Clarksville, TN – On that first day, the reactions ranged from laughter to gasps of horror.
“A friend of mine heard screaming when people saw it,” Tobey Lee, an Austin Peay State University art student, said. “It scared them.”
That’s no surprise considering it was a death-defying scene they were witnessing. A painter, dressed in white coveralls, balanced on his toes some 15 feet in the air, to paint a red circle inside the APSU Morgan University Center.Luckily, the painter known as “Ivan” wasn’t real. He’s a mannequin that bares a striking resemblance to APSU painter Ivan Colon. The artificial Ivan, standing dangerously atop a small ledge, is part of a new art display created by students in APSU art professor Gregg Schlanger’s Public Art class.
“Part of the class is learning to be a professional by creating a full proposal, a budget and how to plan something like this that’s going to be in a public space,” Schlanger said.
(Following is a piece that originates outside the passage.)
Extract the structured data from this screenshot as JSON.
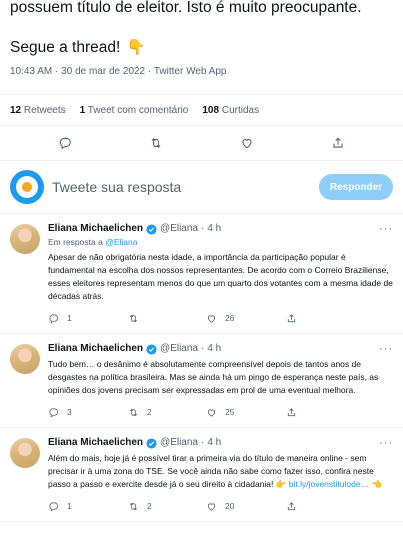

The new display, titled “A Hard Day’s Work,” was installed last month into a large, indented circle situated high on one of the University Center’s walls.
“Lane Lyle (the architect), 10 years ago when he designed this building, in his mind that was a space for public art by students,” Schlanger said. “President (Tim) Hall and I started talking about it, and we decided that was an appropriate use for that space.”
The class, consisting of art students Colon, Lee, Melissa Cox, Rachel Evans Hyoung “Philippe” Kim, Sean McFadden and DL Zartner, spent the semester researching public art projects and coming up with a concept for the University Center space. They decided to create a likeness of one of their classmates, Colon, standing on the edge of the circle and painting it red.
“I guess it was because I’ve worked here so long, a lot of people have seen me and know me,” Colon said. “When they decided to do that, I was OK with it. People say, ‘Hey, that’s Ivan.’”
With a budget of $847.00, the students purchased a mannequin and a mask-making kit to create the replica of the APSU painter and art student.
“If you put white hair and a white mustache on somebody, it’s going to look like me,” Colon said.
The Ivan mannequin was then anchored to the wall with a chain, while his toes were nailed to the ledge. On the day the display was installed, Lee hung around the UC to hear the public’s reactions.
“I’m surprised how much everyone likes it,” he said. “It turned out better than I thought it would.”
The piece will remain on display in the UC indefinitely, but Schlanger said there’s potential that new student art pieces could fill that spot every year.